Saynur Tozlu Röportajı



Bursa Büyükşehir Belediyesi’nden başarılı basketbolcu Saynur Tozlu ile bir röportaj gerçekleştirdik;


1)     Saynur Tozlu kimdir? Bize biraz kendinizden bahseder misiniz?

-1987 uşak doğumluyum. 10 yaşımdan beri basketbol oynuyorum. Galatasaray altyapısından yetiştim ve daha sonrasında çeşitli takımlarda görev aldım. Ailem ile birlikte İzmir'de yaşıyorum.
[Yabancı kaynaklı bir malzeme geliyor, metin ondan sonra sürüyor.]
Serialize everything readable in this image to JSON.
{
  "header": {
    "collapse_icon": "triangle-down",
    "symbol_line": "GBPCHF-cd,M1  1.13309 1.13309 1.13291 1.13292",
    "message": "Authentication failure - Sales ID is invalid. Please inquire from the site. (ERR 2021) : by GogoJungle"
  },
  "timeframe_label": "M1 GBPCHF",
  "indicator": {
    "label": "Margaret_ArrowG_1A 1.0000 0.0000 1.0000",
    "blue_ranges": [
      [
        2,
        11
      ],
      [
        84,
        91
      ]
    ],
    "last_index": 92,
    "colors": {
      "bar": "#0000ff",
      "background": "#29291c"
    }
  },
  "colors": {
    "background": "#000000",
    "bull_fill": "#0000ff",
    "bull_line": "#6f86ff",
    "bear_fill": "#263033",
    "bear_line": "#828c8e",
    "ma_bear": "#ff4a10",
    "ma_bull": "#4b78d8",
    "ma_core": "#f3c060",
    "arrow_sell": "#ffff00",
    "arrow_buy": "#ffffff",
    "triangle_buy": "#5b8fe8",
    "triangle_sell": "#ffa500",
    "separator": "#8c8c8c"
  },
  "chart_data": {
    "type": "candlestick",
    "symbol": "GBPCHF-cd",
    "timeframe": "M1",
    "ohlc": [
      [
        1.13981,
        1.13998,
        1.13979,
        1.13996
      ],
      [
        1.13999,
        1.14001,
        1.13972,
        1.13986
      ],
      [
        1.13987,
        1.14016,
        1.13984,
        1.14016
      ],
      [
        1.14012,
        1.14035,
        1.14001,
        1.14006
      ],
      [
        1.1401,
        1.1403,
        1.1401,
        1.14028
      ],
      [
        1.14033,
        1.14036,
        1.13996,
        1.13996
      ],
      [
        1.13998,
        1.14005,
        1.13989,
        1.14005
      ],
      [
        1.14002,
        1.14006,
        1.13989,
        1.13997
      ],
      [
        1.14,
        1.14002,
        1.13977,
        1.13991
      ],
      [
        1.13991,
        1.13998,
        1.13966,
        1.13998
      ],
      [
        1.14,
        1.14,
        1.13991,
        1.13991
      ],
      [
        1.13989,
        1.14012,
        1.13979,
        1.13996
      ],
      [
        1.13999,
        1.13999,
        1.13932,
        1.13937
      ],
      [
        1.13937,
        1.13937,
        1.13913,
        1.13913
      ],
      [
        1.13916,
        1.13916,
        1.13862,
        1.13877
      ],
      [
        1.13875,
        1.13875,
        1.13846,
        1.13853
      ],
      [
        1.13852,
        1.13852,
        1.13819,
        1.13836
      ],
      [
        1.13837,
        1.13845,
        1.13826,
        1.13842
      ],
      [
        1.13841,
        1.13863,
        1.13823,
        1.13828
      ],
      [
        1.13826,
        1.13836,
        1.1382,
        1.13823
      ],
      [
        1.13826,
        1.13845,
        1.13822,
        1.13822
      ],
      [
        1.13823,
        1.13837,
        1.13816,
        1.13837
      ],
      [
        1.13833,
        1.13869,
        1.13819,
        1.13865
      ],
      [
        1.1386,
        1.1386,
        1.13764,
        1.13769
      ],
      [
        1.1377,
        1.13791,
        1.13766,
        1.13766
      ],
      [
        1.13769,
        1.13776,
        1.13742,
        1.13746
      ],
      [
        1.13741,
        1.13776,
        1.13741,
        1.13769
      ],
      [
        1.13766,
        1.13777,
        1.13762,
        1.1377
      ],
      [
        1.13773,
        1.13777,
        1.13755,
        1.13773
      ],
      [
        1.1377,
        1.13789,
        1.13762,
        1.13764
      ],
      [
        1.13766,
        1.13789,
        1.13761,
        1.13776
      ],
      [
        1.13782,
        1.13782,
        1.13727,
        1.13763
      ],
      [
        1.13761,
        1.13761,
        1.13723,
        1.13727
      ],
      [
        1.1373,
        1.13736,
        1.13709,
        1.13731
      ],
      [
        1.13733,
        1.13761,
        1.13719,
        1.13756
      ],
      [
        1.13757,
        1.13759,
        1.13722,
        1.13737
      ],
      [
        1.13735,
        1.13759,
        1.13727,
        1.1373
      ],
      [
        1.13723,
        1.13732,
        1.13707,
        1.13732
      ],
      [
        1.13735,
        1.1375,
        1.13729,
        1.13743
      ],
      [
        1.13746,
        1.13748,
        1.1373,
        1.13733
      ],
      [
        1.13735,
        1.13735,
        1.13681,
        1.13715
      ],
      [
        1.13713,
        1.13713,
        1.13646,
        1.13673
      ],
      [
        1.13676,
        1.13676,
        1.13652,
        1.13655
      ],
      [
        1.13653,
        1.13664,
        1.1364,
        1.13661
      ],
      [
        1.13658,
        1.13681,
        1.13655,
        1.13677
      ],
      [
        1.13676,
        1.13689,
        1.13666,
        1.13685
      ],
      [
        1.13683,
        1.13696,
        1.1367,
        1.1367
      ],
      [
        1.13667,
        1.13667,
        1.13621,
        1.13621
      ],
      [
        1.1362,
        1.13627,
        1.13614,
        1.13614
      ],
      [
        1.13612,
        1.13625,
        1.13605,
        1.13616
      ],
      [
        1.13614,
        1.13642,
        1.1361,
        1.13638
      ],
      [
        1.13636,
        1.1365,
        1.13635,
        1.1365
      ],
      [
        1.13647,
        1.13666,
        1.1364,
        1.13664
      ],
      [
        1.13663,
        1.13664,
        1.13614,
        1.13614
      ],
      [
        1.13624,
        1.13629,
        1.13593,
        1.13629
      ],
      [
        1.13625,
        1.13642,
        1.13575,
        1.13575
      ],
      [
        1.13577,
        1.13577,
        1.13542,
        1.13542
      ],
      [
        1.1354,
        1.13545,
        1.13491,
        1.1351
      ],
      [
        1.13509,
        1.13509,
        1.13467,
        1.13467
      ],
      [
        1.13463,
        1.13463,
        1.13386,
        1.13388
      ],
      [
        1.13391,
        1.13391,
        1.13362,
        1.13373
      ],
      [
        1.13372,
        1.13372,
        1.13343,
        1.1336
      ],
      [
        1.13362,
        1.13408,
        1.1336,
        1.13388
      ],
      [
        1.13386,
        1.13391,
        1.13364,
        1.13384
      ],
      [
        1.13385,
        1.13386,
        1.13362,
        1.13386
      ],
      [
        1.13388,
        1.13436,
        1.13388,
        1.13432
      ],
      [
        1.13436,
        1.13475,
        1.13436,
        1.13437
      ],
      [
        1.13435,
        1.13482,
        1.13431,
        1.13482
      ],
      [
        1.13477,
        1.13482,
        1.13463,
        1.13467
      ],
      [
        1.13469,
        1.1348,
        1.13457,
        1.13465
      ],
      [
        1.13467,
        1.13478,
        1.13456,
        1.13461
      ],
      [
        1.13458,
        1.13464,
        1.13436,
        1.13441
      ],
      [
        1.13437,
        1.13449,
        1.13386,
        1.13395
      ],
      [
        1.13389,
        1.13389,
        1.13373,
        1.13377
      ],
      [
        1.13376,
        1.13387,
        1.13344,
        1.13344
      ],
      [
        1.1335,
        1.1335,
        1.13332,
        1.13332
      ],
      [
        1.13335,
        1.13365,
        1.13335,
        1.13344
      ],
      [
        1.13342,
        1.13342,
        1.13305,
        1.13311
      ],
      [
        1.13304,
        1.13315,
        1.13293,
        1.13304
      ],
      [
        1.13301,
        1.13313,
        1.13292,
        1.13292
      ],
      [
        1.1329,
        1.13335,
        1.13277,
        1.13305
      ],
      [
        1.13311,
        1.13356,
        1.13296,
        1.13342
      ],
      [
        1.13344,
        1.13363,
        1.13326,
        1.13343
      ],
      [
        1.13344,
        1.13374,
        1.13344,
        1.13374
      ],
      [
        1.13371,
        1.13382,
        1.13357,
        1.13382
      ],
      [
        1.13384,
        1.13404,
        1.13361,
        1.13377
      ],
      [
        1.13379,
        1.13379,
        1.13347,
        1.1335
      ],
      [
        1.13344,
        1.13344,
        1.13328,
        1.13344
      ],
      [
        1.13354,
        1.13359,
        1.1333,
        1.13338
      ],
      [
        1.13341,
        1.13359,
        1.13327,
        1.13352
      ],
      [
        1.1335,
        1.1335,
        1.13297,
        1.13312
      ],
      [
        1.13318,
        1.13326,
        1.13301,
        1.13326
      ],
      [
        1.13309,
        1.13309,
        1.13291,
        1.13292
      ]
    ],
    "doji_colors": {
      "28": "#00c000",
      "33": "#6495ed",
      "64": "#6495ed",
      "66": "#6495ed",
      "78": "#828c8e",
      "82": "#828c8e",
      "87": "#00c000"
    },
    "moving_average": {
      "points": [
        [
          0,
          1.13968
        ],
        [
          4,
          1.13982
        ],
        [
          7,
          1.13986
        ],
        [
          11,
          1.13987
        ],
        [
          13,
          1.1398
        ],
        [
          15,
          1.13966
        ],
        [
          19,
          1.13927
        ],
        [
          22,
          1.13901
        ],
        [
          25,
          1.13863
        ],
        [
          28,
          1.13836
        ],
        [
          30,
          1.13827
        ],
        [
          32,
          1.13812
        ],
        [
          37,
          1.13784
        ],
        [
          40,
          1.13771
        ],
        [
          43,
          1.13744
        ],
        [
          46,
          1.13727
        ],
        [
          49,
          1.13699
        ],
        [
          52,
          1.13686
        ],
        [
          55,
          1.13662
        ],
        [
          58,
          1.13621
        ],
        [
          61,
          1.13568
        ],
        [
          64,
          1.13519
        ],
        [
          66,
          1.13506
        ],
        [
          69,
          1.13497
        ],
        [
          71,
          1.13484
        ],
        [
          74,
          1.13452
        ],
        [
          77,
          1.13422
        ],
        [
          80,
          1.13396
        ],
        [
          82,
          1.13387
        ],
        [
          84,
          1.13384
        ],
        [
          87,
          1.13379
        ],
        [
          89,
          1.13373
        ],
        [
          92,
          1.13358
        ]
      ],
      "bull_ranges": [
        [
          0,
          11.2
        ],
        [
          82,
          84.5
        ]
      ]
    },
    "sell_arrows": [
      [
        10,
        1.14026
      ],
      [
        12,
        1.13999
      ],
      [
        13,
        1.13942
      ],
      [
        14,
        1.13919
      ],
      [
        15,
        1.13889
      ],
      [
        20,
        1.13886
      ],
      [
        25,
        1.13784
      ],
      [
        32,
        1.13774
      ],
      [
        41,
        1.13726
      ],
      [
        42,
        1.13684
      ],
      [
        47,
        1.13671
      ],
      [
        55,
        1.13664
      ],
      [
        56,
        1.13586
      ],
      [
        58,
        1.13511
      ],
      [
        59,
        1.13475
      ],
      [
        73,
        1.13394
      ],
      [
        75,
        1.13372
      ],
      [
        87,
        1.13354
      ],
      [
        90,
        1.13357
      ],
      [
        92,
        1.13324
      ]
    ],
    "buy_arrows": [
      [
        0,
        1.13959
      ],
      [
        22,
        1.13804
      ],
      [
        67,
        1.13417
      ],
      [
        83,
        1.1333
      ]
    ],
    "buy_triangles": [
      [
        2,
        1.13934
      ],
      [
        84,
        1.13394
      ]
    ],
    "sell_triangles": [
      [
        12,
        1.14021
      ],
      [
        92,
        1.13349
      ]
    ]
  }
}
2)     Basketbola başlamaya nasıl karar verdiniz? Sizi keşfeden biri oldu mu?
-Basketbola Uşak'ta yaz okuluna giderek başlamıştım. Aslında başlarken basketbol hakkında hiç bir bilgim yoktu ama çok enerjik bir çocuktum ve enerjimi atabilmem için ailemin yönlendirmesiyle başlamıştım. Daha sonrasında anne ve babamın tayinlerinin çıkması sonucunda İzmir’e yerleştik ve bu sefer ben basketbola devam etmek istedim. 2 sene İzmir’de kaldıktan sonra 13 yaşımda Galatasaray’a transfer oldum ve devamı da geldi.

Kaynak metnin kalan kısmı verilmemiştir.